The trip to Mexico by U.S. State Secretary Marco Rubio has the Claudia Sheinbaum administration holding its breath. It is the first visit by one of Donald Trump’s top aides, and it represents a crucial step in balancing bilateral relations, which have become strained over the past eight months due to Washington’s aggressive policies on immigration, tariffs, and drugs, as well as its demands in the fight against crime.
President Sheinbaum will meet with Rubio on Wednesday at the National Palace in Mexico City and hopes, as she indicated in a press conference, that the meeting will lead to an understanding with the State Secretary. The Mexican president wants greater collaboration not only on issues such as drug trafficking, irregular immigration and trade agreements, but also greater transparency in the exchange of information regarding Mexican drug traffickers who are being tried in the United States.
Rubio—a Cuban-American politician who is ultraconservative, fiercely protectionist, and a strong critic of Mexico— will be paying his first official visit to the country as head of the State Department, and will later travel to Ecuador. Until now, his agenda had not included Mexico despite the intense relationship the United States has maintained with the Sheinbaum administration since Trump’s return to the White House last January. Mexico was left out of the secretary’s first two tours of Latin America and the Caribbean earlier this year.
Washington has insisted that it will “deepen bilateral ties” and has proposed “burden-sharing” with Mexico to “dismantle cartels,halt fentanyl trafficking, end illegal immigration, reduce the trade deficit, and promote economic prosperity and counter malign extra continental actors.”
For her part, Sheinbaum has emphasized that she seeks to sign an agreement for greater security collaboration that includes joint investigations as well as the exchange of information between both countries, a pending demand that has worsened with the recent arrests of drug lords facing criminal prosecution north of the border.
Mexico has asked the United States to share details of the collaboration agreements it reached with two rival drug traffickers, Ismael El Mayo Zambada and Ovidio Guzmán, in exchange for guilty pleas. Faced with the possibility of Mexican political and business leaders being exposed as having ties to drug trafficking activities, Sheinbaum has criticized the affronts to Mexican sovereignty in the arrest of El Mayo. In the case of Guzmán, she questioned the lack of coordination with the Attorney General’s Office and criticized the United States for negotiating with “terrorists.”

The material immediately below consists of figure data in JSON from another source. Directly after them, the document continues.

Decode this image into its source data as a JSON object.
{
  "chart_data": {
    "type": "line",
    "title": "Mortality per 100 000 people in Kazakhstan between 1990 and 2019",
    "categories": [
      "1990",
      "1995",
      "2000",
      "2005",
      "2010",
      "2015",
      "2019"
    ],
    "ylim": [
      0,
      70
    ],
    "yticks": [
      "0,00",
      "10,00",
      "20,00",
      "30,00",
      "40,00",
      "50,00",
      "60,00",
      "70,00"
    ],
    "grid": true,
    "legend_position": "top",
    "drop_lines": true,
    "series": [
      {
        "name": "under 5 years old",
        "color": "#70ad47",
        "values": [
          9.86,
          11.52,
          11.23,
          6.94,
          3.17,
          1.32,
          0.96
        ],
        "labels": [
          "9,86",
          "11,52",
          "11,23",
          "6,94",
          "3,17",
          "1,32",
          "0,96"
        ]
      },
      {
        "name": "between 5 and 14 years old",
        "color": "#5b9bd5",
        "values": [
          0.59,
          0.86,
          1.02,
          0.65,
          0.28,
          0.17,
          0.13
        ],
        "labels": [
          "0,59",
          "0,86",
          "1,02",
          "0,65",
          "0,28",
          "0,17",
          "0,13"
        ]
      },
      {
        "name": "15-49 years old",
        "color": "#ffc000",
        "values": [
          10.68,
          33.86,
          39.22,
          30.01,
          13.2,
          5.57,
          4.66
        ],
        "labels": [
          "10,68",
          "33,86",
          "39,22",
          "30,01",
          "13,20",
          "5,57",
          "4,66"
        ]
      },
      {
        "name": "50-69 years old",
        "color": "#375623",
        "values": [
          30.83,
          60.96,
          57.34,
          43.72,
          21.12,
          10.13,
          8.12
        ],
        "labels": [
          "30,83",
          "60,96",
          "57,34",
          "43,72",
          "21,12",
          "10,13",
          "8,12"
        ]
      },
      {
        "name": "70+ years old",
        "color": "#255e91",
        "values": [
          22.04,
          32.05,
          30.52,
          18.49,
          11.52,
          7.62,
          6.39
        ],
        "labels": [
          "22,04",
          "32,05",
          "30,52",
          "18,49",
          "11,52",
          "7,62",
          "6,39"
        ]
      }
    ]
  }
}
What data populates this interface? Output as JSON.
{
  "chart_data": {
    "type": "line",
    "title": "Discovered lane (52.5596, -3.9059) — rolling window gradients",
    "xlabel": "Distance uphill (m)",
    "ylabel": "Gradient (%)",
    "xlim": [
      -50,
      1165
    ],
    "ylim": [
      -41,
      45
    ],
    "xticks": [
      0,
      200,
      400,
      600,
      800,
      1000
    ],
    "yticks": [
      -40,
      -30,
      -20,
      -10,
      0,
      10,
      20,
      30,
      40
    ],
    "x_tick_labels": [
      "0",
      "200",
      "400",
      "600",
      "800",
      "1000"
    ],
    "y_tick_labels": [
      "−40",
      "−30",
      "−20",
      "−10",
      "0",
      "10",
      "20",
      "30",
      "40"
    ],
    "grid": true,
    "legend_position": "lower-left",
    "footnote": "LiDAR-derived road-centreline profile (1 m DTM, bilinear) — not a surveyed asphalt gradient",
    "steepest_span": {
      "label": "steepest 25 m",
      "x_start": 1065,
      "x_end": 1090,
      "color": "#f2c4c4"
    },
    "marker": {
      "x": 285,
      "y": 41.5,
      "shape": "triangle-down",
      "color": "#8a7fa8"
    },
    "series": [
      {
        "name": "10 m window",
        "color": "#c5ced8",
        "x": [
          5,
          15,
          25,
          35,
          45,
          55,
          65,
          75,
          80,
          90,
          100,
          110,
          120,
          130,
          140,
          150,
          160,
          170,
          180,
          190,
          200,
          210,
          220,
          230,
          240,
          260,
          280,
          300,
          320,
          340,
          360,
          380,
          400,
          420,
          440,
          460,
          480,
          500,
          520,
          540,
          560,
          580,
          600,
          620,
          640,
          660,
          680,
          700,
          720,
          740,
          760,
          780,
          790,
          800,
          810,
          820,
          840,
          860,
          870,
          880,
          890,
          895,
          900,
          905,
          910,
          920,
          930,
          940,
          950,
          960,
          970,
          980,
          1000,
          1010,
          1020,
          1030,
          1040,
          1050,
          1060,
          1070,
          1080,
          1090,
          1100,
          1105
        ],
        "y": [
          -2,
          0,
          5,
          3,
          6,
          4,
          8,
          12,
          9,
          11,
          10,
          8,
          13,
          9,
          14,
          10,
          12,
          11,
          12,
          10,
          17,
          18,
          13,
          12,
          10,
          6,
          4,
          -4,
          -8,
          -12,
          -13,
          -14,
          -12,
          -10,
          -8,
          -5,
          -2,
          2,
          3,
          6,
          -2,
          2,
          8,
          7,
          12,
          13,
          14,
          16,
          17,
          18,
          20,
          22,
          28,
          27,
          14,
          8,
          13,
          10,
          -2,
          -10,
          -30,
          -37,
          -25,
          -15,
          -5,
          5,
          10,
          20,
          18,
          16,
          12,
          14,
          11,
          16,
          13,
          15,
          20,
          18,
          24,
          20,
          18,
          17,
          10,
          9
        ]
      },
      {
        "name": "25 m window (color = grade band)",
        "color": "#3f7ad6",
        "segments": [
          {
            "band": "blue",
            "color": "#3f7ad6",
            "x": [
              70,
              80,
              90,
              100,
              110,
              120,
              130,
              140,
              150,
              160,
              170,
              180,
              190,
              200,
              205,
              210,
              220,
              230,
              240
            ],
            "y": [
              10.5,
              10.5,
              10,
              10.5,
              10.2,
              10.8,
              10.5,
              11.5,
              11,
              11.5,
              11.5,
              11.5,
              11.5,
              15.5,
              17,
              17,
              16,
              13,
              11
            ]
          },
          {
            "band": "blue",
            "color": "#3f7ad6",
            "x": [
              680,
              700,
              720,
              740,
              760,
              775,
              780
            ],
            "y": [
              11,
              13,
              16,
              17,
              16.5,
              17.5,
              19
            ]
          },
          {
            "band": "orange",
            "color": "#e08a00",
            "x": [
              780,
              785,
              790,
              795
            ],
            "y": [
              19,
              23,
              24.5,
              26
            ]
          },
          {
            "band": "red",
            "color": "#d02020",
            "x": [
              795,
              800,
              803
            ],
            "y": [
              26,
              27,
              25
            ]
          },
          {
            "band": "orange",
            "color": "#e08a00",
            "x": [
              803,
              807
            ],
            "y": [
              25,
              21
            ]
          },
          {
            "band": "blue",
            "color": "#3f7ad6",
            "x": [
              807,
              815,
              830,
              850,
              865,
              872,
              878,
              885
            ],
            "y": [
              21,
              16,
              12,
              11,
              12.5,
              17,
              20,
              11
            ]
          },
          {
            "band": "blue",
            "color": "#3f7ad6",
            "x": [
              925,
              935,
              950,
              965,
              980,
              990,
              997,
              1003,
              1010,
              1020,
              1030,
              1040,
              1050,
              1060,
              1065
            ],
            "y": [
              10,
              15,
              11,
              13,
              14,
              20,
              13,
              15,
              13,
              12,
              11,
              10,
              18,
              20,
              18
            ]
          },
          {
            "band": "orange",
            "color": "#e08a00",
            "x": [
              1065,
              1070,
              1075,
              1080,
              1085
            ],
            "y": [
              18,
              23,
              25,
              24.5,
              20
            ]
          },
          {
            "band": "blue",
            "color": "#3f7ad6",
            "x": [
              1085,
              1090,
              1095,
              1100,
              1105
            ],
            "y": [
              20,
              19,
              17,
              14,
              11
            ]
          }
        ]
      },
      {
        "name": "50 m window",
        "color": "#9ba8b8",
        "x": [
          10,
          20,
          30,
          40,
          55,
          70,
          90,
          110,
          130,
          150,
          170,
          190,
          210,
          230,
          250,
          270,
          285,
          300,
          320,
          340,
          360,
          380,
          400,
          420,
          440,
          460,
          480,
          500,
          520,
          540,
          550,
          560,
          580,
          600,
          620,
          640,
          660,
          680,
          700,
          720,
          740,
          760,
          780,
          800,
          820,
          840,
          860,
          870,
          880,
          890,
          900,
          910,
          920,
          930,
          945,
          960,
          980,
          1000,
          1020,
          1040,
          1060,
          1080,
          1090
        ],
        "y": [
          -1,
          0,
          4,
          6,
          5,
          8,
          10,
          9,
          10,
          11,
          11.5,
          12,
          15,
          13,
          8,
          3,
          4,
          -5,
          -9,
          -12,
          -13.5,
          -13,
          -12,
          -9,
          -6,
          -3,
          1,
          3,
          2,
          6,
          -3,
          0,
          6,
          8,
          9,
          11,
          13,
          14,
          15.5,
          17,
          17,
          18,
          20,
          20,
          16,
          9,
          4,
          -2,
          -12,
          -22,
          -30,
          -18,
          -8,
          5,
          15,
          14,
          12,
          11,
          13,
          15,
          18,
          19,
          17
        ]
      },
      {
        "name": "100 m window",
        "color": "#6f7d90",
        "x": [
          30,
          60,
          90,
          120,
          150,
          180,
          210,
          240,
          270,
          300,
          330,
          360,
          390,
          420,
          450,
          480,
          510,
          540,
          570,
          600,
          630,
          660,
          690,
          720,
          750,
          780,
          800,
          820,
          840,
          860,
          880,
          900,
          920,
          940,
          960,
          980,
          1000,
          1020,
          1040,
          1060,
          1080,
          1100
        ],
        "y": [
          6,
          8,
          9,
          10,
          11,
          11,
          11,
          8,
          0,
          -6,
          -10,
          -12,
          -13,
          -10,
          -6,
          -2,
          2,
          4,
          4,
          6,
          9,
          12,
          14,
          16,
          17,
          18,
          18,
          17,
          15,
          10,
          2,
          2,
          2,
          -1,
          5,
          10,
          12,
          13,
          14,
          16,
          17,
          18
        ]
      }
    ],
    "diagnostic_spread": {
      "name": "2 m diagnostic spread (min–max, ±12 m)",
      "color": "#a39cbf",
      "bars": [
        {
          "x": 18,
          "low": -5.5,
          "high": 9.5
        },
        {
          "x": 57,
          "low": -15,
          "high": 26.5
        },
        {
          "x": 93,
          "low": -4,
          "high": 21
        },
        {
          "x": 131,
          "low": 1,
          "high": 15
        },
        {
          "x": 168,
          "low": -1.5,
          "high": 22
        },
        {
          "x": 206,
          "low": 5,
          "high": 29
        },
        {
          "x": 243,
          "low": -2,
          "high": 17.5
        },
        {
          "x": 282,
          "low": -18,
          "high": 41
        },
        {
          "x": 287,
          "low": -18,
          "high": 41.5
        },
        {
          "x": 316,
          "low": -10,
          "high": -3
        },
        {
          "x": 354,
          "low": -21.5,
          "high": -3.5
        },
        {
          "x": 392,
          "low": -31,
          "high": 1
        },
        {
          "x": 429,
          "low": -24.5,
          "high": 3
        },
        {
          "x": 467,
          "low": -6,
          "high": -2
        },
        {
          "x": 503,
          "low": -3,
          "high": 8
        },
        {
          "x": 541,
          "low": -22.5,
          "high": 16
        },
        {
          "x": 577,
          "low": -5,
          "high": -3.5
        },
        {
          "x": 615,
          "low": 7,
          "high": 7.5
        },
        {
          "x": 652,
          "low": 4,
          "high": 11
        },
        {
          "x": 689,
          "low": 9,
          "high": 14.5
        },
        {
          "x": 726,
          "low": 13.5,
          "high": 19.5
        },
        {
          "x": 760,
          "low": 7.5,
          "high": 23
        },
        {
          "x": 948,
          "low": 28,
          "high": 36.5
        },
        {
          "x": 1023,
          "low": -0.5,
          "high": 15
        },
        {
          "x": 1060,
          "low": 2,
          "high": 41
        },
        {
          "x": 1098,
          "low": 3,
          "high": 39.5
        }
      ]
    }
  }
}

Another disagreement with U.S. authorities was the announcement by the U.S. Drug Enforcement Administration (DEA) regarding Operation Portero, a joint program with Mexico to dismantle the agents who control smuggling corridors along the southwest border. Sheinbaum abruptly and categorically denied the existence of the program, stating that she does not know why the DEA announced an operation that does not exist. She added that the only agreement on the table has yet to be signed. “It is with the State Department and is fundamentally based on sovereignty, mutual trust, territorial respect—that is, that each party operates within its own territory—and coordination, without subordination,” she emphasized.
The situation was already tense due to the sanctions the Treasury Department announced in July against three Mexican financial institutions for alleged money laundering for the benefit of the country’s major cartels. Mexico launched its own investigations, but clarified that no legal action could be taken without evidence of the crime, as the United States had not shared it. “They haven’t sent a single piece of evidence indicating that money laundering is taking place.”
Rubio faces the challenge of reconciling these points of contention and seeking a space for cooperation during his meeting with the Mexican president. His first official visit is fraught with expectations after Rubio designated Mexican cartels as terrorist organizations and highlighted the country’s ongoing violence crisis.